Most aquaculture systems in the EU are small, flow through operations discharging high volumes of dilute wastewater, and requiring specialized permits for their effluent streams. We found that pike perch, sturgeon, and aquaculture effluent is very nitrogen rich, generally matching the duckweed lagoon's removal efficiencies with minimal supplemental technology. While treatment lagoons would theoretically be cheaper than the bioreactor steps employed in recirculating systems, many aquaculture species grow best above 20℃, and the cost of reheating the water would be prohibitive. Growing rainbow trout and salmon in colder regions, or other species in warmer climates may help match fish tank and ambient temperature to enable flow through systems to make sense.
While flow-through systems currently discharge more solutes than other farms, duckweed treatment lagoons could be a cost-effective method of partially treating discharge water. While high flow rates may make high HRT difficult, inclusion of a coagulant, could substantially increase settling rate. Considering the dilute water is currently discharged to local rivers, an unlined duckweed treatment lagoon, might be legally feasible, and would reduce treatment costs by 33%.
For the modeling of a 500 ton per year pike-perch facility, we assume that drum filtering, aeration, ozonation or UV sterilization steps are carried out with or without a duckweed treatment lagoon to ensure that solids are removed, and that sanitized water is returned to the fish tanks, and therefore exclude these cost calculations. In the case study sheet we outline the CapEx and OpEx costs of biofiltration and denitrification with microbial reactors, and phosphorous removal via coagulant and clarifier. The Capital costs are largely devoted to the fluidized bed bioreactors for biofiltration and denitrification, totaling €285,000 which is assumed to depreciate over 10 years. The major OpEx expenses are the media for the biofilter, feeding of woodchips or other carbon sources to the denitrifying reactor, and FeCl3 or other coagulants for the before clarification. Overall, equipment and operations costs per year for N and P removal in a 500 ton per year pikeperch facility will run around €37,000 and €355,000 respectively, or €372,000 total per year, which we compared to the cost of duckweed treatment lagoons.
Using the tons per year of the closely related trout in the table above, we assumed that 20% of nutrients would be discharged at very low levels, and put the adjusted tons per year in the tons per year sizing sheet. Since a drum filter reduces the footprint by a factor of 5, we input values for post-drum filtered pike perch effluent. This showed that a 500 ton/year farm would require 5.3 ha of duckweed lagoons to capture all nitrogen and phosphorous. Adding in phosphorous coagulant would add €11,400 to the annual cost, but reduce the footprint to 3.35 ha, so we assume that Pike-Perch Farms employs the supplemental technology.
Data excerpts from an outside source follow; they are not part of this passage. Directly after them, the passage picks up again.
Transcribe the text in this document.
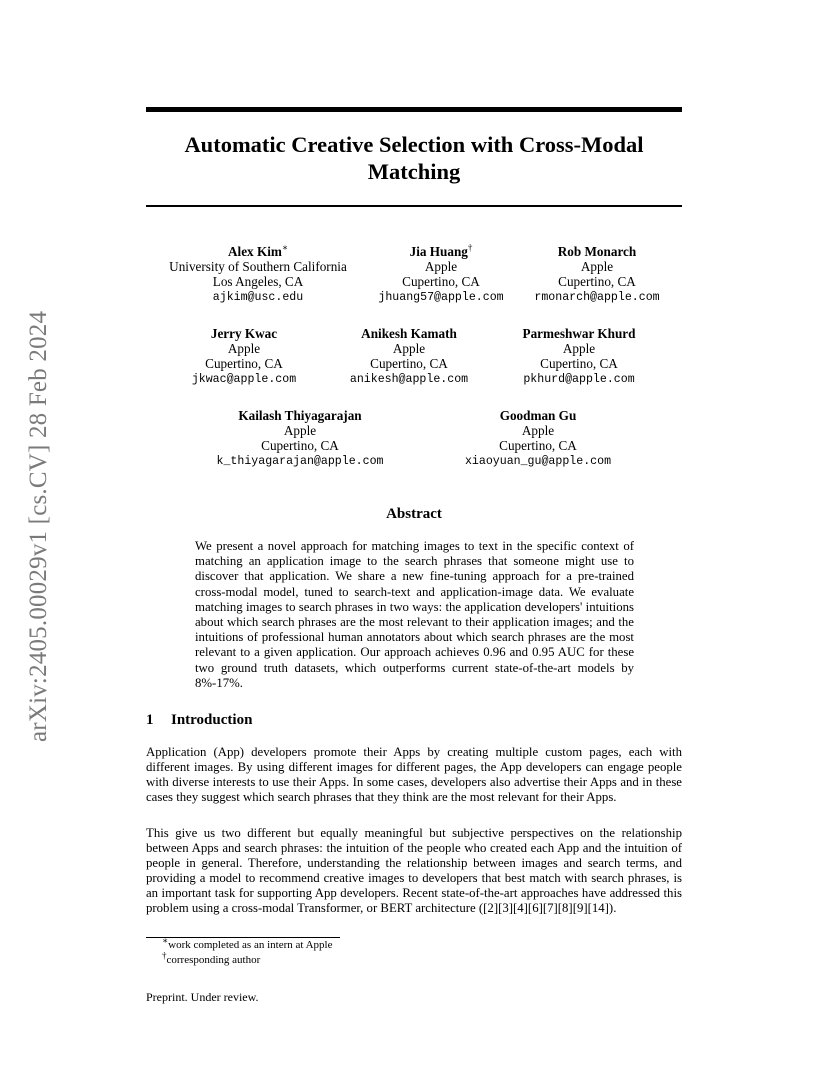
arXiv:2405.00029v1 [cs.CV] 28 Feb 2024
Automatic Creative Selection with Cross-Modal Matching
Alex Kim∗
University of Southern California
Los Angeles, CA
ajkim@usc.edu
Jia Huang†
Apple
Cupertino, CA
jhuang57@apple.com
Rob Monarch
Apple
Cupertino, CA
rmonarch@apple.com
Jerry Kwac
Apple
Cupertino, CA
jkwac@apple.com
Anikesh Kamath
Apple
Cupertino, CA
anikesh@apple.com
Parmeshwar Khurd
Apple
Cupertino, CA
pkhurd@apple.com
Kailash Thiyagarajan
Apple
Cupertino, CA
k_thiyagarajan@apple.com
Goodman Gu
Apple
Cupertino, CA
xiaoyuan_gu@apple.com
Abstract
We present a novel approach for matching images to text in the specific context of matching an application image to the search phrases that someone might use to discover that application. We share a new fine-tuning approach for a pre-trained cross-modal model, tuned to search-text and application-image data. We evaluate matching images to search phrases in two ways: the application developers' intuitions about which search phrases are the most relevant to their application images; and the intuitions of professional human annotators about which search phrases are the most relevant to a given application. Our approach achieves 0.96 and 0.95 AUC for these two ground truth datasets, which outperforms current state-of-the-art models by 8%-17%.
1 Introduction

Application (App) developers promote their Apps by creating multiple custom pages, each with different images. By using different images for different pages, the App developers can engage people with diverse interests to use their Apps. In some cases, developers also advertise their Apps and in these cases they suggest which search phrases that they think are the most relevant for their Apps.

This give us two different but equally meaningful but subjective perspectives on the relationship between Apps and search phrases: the intuition of the people who created each App and the intuition of people in general. Therefore, understanding the relationship between images and search terms, and providing a model to recommend creative images to developers that best match with search phrases, is an important task for supporting App developers. Recent state-of-the-art approaches have addressed this problem using a cross-modal Transformer, or BERT architecture ([2][3][4][6][7][8][9][14]).

∗work completed as an intern at Apple
†corresponding author
Preprint. Under review.
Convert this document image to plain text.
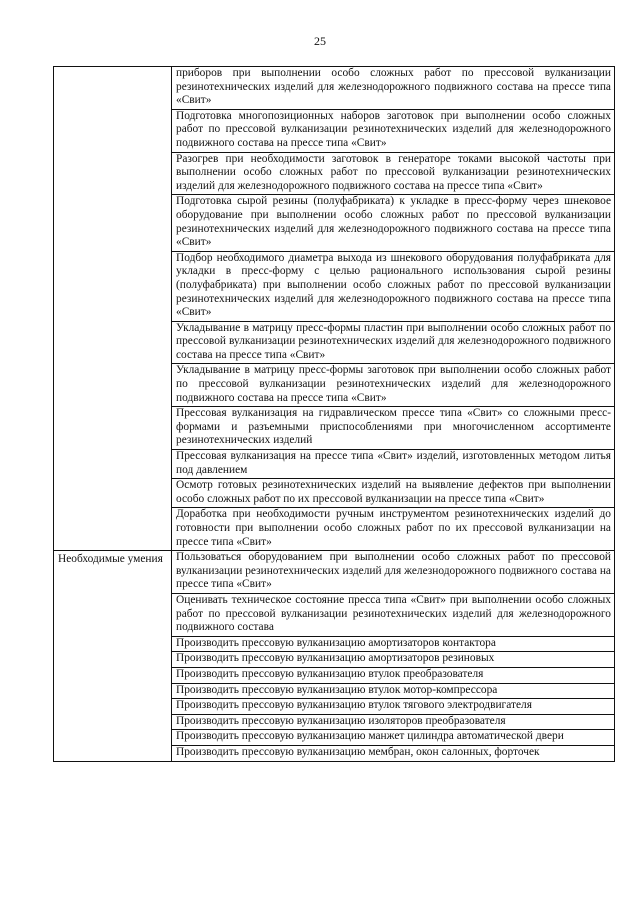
25
	приборов при выполнении особо сложных работ по прессовой вулканизации резинотехнических изделий для железнодорожного подвижного состава на прессе типа «Свит»
	Подготовка многопозиционных наборов заготовок при выполнении особо сложных работ по прессовой вулканизации резинотехнических изделий для железнодорожного подвижного состава на прессе типа «Свит»
	Разогрев при необходимости заготовок в генераторе токами высокой частоты при выполнении особо сложных работ по прессовой вулканизации резинотехнических изделий для железнодорожного подвижного состава на прессе типа «Свит»
	Подготовка сырой резины (полуфабриката) к укладке в пресс-форму через шнековое оборудование при выполнении особо сложных работ по прессовой вулканизации резинотехнических изделий для железнодорожного подвижного состава на прессе типа «Свит»
	Подбор необходимого диаметра выхода из шнекового оборудования полуфабриката для укладки в пресс-форму с целью рационального использования сырой резины (полуфабриката) при выполнении особо сложных работ по прессовой вулканизации резинотехнических изделий для железнодорожного подвижного состава на прессе типа «Свит»
	Укладывание в матрицу пресс-формы пластин при выполнении особо сложных работ по прессовой вулканизации резинотехнических изделий для железнодорожного подвижного состава на прессе типа «Свит»
	Укладывание в матрицу пресс-формы заготовок при выполнении особо сложных работ по прессовой вулканизации резинотехнических изделий для железнодорожного подвижного состава на прессе типа «Свит»
	Прессовая вулканизация на гидравлическом прессе типа «Свит» со сложными пресс-формами и разъемными приспособлениями при многочисленном ассортименте резинотехнических изделий
	Прессовая вулканизация на прессе типа «Свит» изделий, изготовленных методом литья под давлением
	Осмотр готовых резинотехнических изделий на выявление дефектов при выполнении особо сложных работ по их прессовой вулканизации на прессе типа «Свит»
	Доработка при необходимости ручным инструментом резинотехнических изделий до готовности при выполнении особо сложных работ по их прессовой вулканизации на прессе типа «Свит»

Необходимые умения	Пользоваться оборудованием при выполнении особо сложных работ по прессовой вулканизации резинотехнических изделий для железнодорожного подвижного состава на прессе типа «Свит»
	Оценивать техническое состояние пресса типа «Свит» при выполнении особо сложных работ по прессовой вулканизации резинотехнических изделий для железнодорожного подвижного состава
	Производить прессовую вулканизацию амортизаторов контактора
	Производить прессовую вулканизацию амортизаторов резиновых
	Производить прессовую вулканизацию втулок преобразователя
	Производить прессовую вулканизацию втулок мотор-компрессора
	Производить прессовую вулканизацию втулок тягового электродвигателя
	Производить прессовую вулканизацию изоляторов преобразователя
	Производить прессовую вулканизацию манжет цилиндра автоматической двери
	Производить прессовую вулканизацию мембран, окон салонных, форточек
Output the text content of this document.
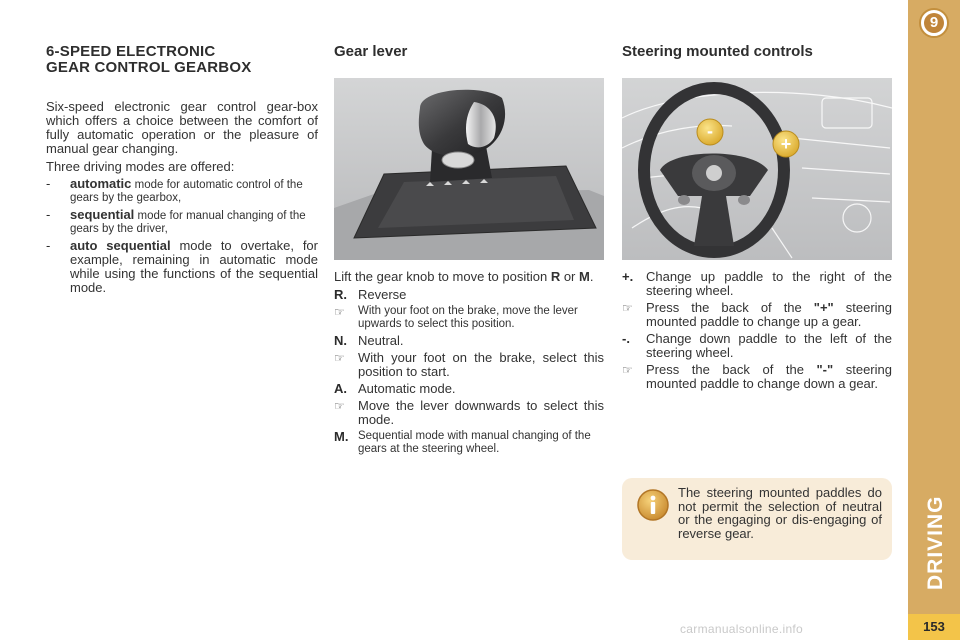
6-SPEED ELECTRONIC
GEAR CONTROL GEARBOX

Six-speed electronic gear control gear-box which offers a choice between the comfort of fully automatic operation or the pleasure of manual gear changing.

Three driving modes are offered:

-	automatic mode for automatic control of the gears by the gearbox,
-	sequential mode for manual changing of the gears by the driver,
-	auto sequential mode to overtake, for example, remaining in automatic mode while using the functions of the sequential mode.
Gear lever

Lift the gear knob to move to position R or M.

R. Reverse
☞	With your foot on the brake, move the lever upwards to select this position.
N. Neutral.
☞	With your foot on the brake, select this position to start.
A. Automatic mode.
☞	Move the lever downwards to select this mode.
M. Sequential mode with manual changing of the gears at the steering wheel.
Steering mounted controls
-
+
+. Change up paddle to the right of the steering wheel.
☞	Press the back of the "+" steering mounted paddle to change up a gear.
-.	Change down paddle to the left of the steering wheel.
☞	Press the back of the "-" steering mounted paddle to change down a gear.

The steering mounted paddles do not permit the selection of neutral or the engaging or dis-engaging of reverse gear.

9
DRIVING
153
carmanualsonline.info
Since pike perch and trout require clear, fast flowing water, their aquaculture discharge meets the Flanders discharge limits for all nutrients, which is why flow through farms are possible where water costs and regulations permit them. This means that duckweed treatment lagoons do not need to be lined, which can reduce the installed cost per hectare from €276,000 to €171,000 and the annualized CapEx and Opex combined cost from €38,900/hectare to €23,200. With a total treatment cost of 3.3 hectares coming out to €130,300 we see that a treatment lagoon comes in as 33% of the cost of RAS treatment with a foil liner, and 19% of RAS cost without one. While this is impressive, it can’t compete with flow through systems. Another huge concern is the water temperature in both the fish tanks, and the duckweed lagoons. Since the ideal temperature to grow pikeperch is 25-30 ℃, and Flanders’ outdoor lagoon temperatures will generally range from 5-15 ℃ recirculating large volumes of water may suddenly become economically infeasible based on reheating costs, even with counter-current exchangers, and pressure changes influencing the temperature. While salmon and rainbow trout prefer colder temperatures of 8-14 and 13-18 ℃, and occasionally need cooling, most species grow faster in warmer waters. It’ll therefore be important to match fish species and duckweed cultivation in warmer climates and research and test technologies to reduce reheating costs to enable a recirculating system. Perhaps duckweed based treatment will fill a middle ground between flowthrough and RAS systems where water can either be cheaply treated before discharge or greatly reduce the cost of RAS for cold tolerant trout and salmon.
Based on the effluent of a sturgeon farm, which had a flow rate of 35 m3/hour of both pond overflow, and drum filtered effluent averaging 29 mg/L of TN, we found that 0.8 ha of duckweed treatment lagoons, with an HRT of 9 days would satisfy the TN, TP, and COD removal rates of the farm. The If the land is available for purchase, and an HRT above 3 or 5 days is possible, duckweed settling lagoons, look as if they can eliminate the need for a drum filter, if the goal is to recapture the nitrogen. The final cost of treatment for the sturgeon farm was €29,367 per year to meet the general discharge limits, in case permitting changes.